To continue to grow, the chain may need to lower its prices — but can it maintain the quality customers expect while doing so?


When I head to the grocery store, it’s a constant internal struggle. I can go to Whole Foods Market (NASDAQ:WFM), where I will inevitably spend a little more but feel a bit better about my purchases (and my soul). Alternatively, I could walk across the street to the more traditional grocery store. The lettuce might be a little more toward the wilted side and the eggs not cage-free, but I won’t be spending, as the joke goes, my “whole paycheck.”

Whole Foods has a reputation for offering a wide variety of organic food, grass-fed beef, pesticide-free produce, and other supplies for health-conscious families and fans of Michael Pollan. It also has a reputation for high prices and a snooty environment that isn’t accessible to the average working-class family.

In an attempt to reach a greater cross section of America, Whole Foods has looked beyond urban areas and has started building stores in suburbia and small towns.

The U.S. metropolitan markets have basically been conquered by WFM, leaving all regions in between as areas for potential growth. And expansion is paramount for the chain, which aims to grow its footprint to 1,000 stores in the next decade or so from about 320 now, The Wall Street Journal recently reported.

The story also noted that WFM opened six stores in the past quarter, focused on so-called secondary markets where “rent is lower…and competition for natural, organic food isn’t as heated.”

WFM management recognizes that to succeed in Middle America, they need to ditch the “whole paycheck” nickname. To do so, they have already promoted discounts and are keeping many grocery prices level despite rising commodity costs.

But will the expense of attracting new customers impact the company’s bottom line and ultimately the stock? WFM is up 74% over the past five years. Impressive by itself, and a much better showing than Kroger (NYSE:KR) or Safeway (NYSE:SWY), which have respectively lost 10% and 38% since early 2007. WFM has outperformed its more traditional rivals over the one-year and six-month time frames as well.

About a week ago, fellow InvestorPlace writer Lawrence Meyers convincingly argued that Whole Foods will destroy all rivals. But to do so, it needs to be smart about its growth plans and what it’s willing to do to attract more budget-minded consumers.

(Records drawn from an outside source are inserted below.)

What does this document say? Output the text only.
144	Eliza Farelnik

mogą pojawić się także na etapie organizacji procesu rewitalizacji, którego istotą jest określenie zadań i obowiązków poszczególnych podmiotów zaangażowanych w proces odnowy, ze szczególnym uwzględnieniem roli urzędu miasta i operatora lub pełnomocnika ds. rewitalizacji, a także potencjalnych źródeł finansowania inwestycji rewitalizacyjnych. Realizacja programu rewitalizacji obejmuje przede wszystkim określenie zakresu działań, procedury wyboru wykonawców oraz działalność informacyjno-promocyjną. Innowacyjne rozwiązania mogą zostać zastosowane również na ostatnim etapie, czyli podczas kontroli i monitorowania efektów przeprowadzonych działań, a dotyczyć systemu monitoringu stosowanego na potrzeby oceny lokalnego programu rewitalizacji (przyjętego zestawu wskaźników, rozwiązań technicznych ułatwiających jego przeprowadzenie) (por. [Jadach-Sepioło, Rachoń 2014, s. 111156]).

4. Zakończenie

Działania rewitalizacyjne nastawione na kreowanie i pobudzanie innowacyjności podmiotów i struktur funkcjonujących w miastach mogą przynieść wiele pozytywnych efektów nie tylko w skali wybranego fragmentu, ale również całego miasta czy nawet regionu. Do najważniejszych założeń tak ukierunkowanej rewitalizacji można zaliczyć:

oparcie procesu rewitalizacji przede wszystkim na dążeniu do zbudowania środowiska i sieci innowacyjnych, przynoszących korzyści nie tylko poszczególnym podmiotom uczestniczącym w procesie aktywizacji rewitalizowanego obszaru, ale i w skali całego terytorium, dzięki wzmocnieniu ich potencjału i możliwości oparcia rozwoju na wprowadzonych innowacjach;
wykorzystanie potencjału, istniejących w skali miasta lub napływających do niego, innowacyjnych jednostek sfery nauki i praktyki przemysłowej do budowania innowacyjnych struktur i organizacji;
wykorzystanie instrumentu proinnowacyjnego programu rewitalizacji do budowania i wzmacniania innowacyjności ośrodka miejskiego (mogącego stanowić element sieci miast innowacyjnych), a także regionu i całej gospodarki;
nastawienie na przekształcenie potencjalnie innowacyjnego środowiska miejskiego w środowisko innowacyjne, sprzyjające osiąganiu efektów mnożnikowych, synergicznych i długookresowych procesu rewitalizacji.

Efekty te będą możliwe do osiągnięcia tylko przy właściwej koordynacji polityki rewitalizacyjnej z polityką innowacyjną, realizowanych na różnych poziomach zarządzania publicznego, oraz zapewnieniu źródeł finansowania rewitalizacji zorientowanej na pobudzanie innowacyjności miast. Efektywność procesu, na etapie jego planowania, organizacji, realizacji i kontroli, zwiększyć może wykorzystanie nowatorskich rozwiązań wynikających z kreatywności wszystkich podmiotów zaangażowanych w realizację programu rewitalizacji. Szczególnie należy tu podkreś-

It’s a delicate formula, but one to which even a hot-dog-stand owner can relate. On one hand, cutting costs can negatively impact your profits. On the other, lowering your prices can bring in more customers.

The trick is balancing the model so the customers you attract spend more money than the amount you are sacrificing through any discounts. And speaking of balancing, Whole Foods will have to massage this pricing model while facing increased competition from the also-expanding Trader Joe’s and traditional grocers, which are encroaching on Whole Foods’ niche organic market. Even Wal-Mart Stores (NYSE:WMT) is now the largest seller of organic produce in the U.S. and has just debuted its “Great For You” healthy-food initiative.

So far, however, so good. WFM sales rose more than expected at the new smaller-market locations last quarter, and they continue to grow overall. What’s more, analysts still predict strong earnings. Last week, the company reported first-quarter results of 65 cents per share, and 2013 first-quarter estimates currently stand at 73 cents per share. So the Street thinks the company can continue to bolster its bottom line even while cutting costs.

What do you think? Will WFM be able to expand its brand while a) maintaining the quality its core customers expect, and b) committing to prices that appeal to a broader customer base?